Хотя «ад» — неправильное слово. Оно слишком громкое, слишком пафосное. Тайга здесь не ад. Она просто… есть. Она абсолютно безразлична. В этом‑то и весь ужас.

Небо не злобное, звери не демонические — они просто голодные. Деревья не враждебные — они просто стоят, густо и непробиваемо. И эта абсолютная, тотальная безразличность мира к твоему существованию, к твоему «я хочу жить» — она страшнее любой активной ненависти. Потому что с ненавистью можно бороться, её можно понять.
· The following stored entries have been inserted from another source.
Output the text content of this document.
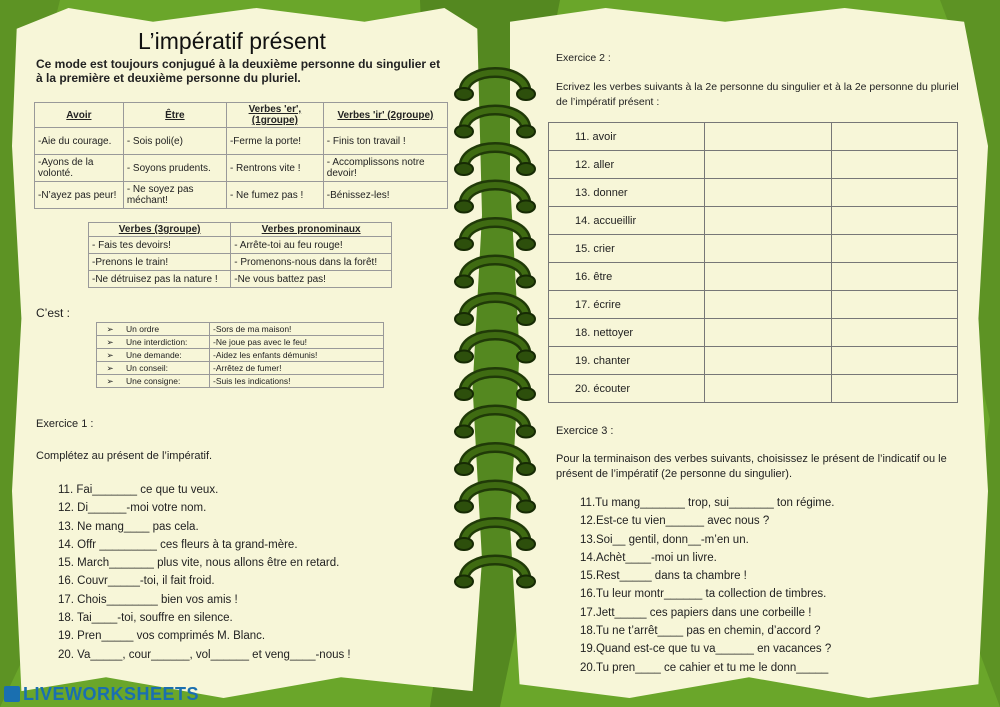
L’impératif présent
Ce mode est toujours conjugué à la deuxième personne du singulier et à la première et deuxième personne du pluriel.
Avoir	Être	Verbes 'er', (1groupe)	Verbes 'ir' (2groupe)
-Aie du courage.	- Sois poli(e)	-Ferme la porte!	- Finis ton travail !
-Ayons de la volonté.	- Soyons prudents.	- Rentrons vite !	- Accomplissons notre devoir!
-N’ayez pas peur!	- Ne soyez pas méchant!	- Ne fumez pas !	-Bénissez-les!
Verbes (3groupe)	Verbes pronominaux
- Fais tes devoirs!	- Arrête-toi au feu rouge!
-Prenons le train!	- Promenons-nous dans la forêt!
-Ne détruisez pas la nature !	-Ne vous battez pas!
C’est :
➢	Un ordre	-Sors de ma maison!
➢	Une interdiction:	-Ne joue pas avec le feu!
➢	Une demande:	-Aidez les enfants démunis!
➢	Un conseil:	-Arrêtez de fumer!
➢	Une consigne:	-Suis les indications!
Exercice 1 :
Complétez au présent de l’impératif.
11. Fai_______ ce que tu veux.
12. Di______-moi votre nom.
13. Ne mang____ pas cela.
14. Offr _________ ces fleurs à ta grand-mère.
15. March_______ plus vite, nous allons être en retard.
16. Couvr_____-toi, il fait froid.
17. Chois________ bien vos amis !
18. Tai____-toi, souffre en silence.
19. Pren_____ vos comprimés M. Blanc.
20. Va_____, cour______, vol______ et veng____-nous !
Exercice 2 :
Ecrivez les verbes suivants à la 2e personne du singulier et à la 2e personne du pluriel de l’impératif présent :
11. avoir		
12. aller		
13. donner		
14. accueillir		
15. crier		
16. être		
17. écrire		
18. nettoyer		
19. chanter		
20. écouter		
Exercice 3 :
Pour la terminaison des verbes suivants, choisissez le présent de l’indicatif ou le présent de l’impératif (2e personne du singulier).
11.Tu mang_______ trop, sui_______ ton régime.
12.Est-ce tu vien______ avec nous ?
13.Soi__ gentil, donn__-m’en un.
14.Achèt____-moi un livre.
15.Rest_____ dans ta chambre !
16.Tu leur montr______ ta collection de timbres.
17.Jett_____ ces papiers dans une corbeille !
18.Tu ne t’arrêt____ pas en chemin, d’accord ?
19.Quand est-ce que tu va______ en vacances ?
20.Tu pren____ ce cahier et tu me le donn_____
LIVEWORKSHEETS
А с безразличием бороться бесполезно. Ты для него — просто биомасса, случайно оказавшаяся на пути. Мясо. И лес это мясо либо переварит, либо вытолкнет — без злобы, но и без жалости.

И вот в этой мясорубке из холода, голода и тишины происходит самое главное. Нет, не борьба за выживание в чистом виде. Она есть, да, но быстро становится рутиной, фоном для другого процесса — процесса преобразования двух людей.

Вот что меня зацепило. Не схватки с волками (хотя они написаны так, что у меня ладони вспотели), а эти диалоги у костра. Эти неловкие попытки поддержать друг друга, которые иногда срываются в раздражение. Этот сухой, почти чёрный юмор Олега, за которым видится сильная усталость, но и такая железная воля. И наивная, обречённая храбрость Андрея — этого мальчишки, который ещё вчера думал о свадьбе, а сегодня пытается шагать на раздробленной ноге.

Между ними — пропасть. Олег — бывалый геолог, учитель, человек, знающий тайгу. И Андрей — юный пилот, для которого природа — это красивые виды с высоты. У них нет ничего общего. Абсолютно. Их свела вместе лишь случайная, идиотская катастрофа. И сначала между ними — только необходимость, долг: «Живёшь, пока жив».

Но потом… Потом эта необходимость почему‑то начинает обрастать… чем‑то другим. Не дружбой даже — слишком громкое слово для такого ада. А чем‑то вроде… я не знаю… взаимного признания в человечности. Когда в мире, где всё стремится тебя сломать, свести к инстинктам, появляется другой, кто своим присутствием напоминает: «Ты не зверь. Ты человек. И я тоже». И это напоминание становится опорой крепче любого костыля.

Вот этот момент, эта тончайшая ниточка связи, которая тянется сквозь холод, боль и страх, — она для меня и есть сердцевина всей истории. Это не про «выживание любой ценой». Это про «выживание, не перестав быть человеком». И цена этому — запредельная.

Автор не щадит ни героев, ни читателя. Он не играет в поддавки. Каждая маленькая победа — найденный ручей, разведённый костёр — оплачивается новой раной, новой каплей отчаяния. 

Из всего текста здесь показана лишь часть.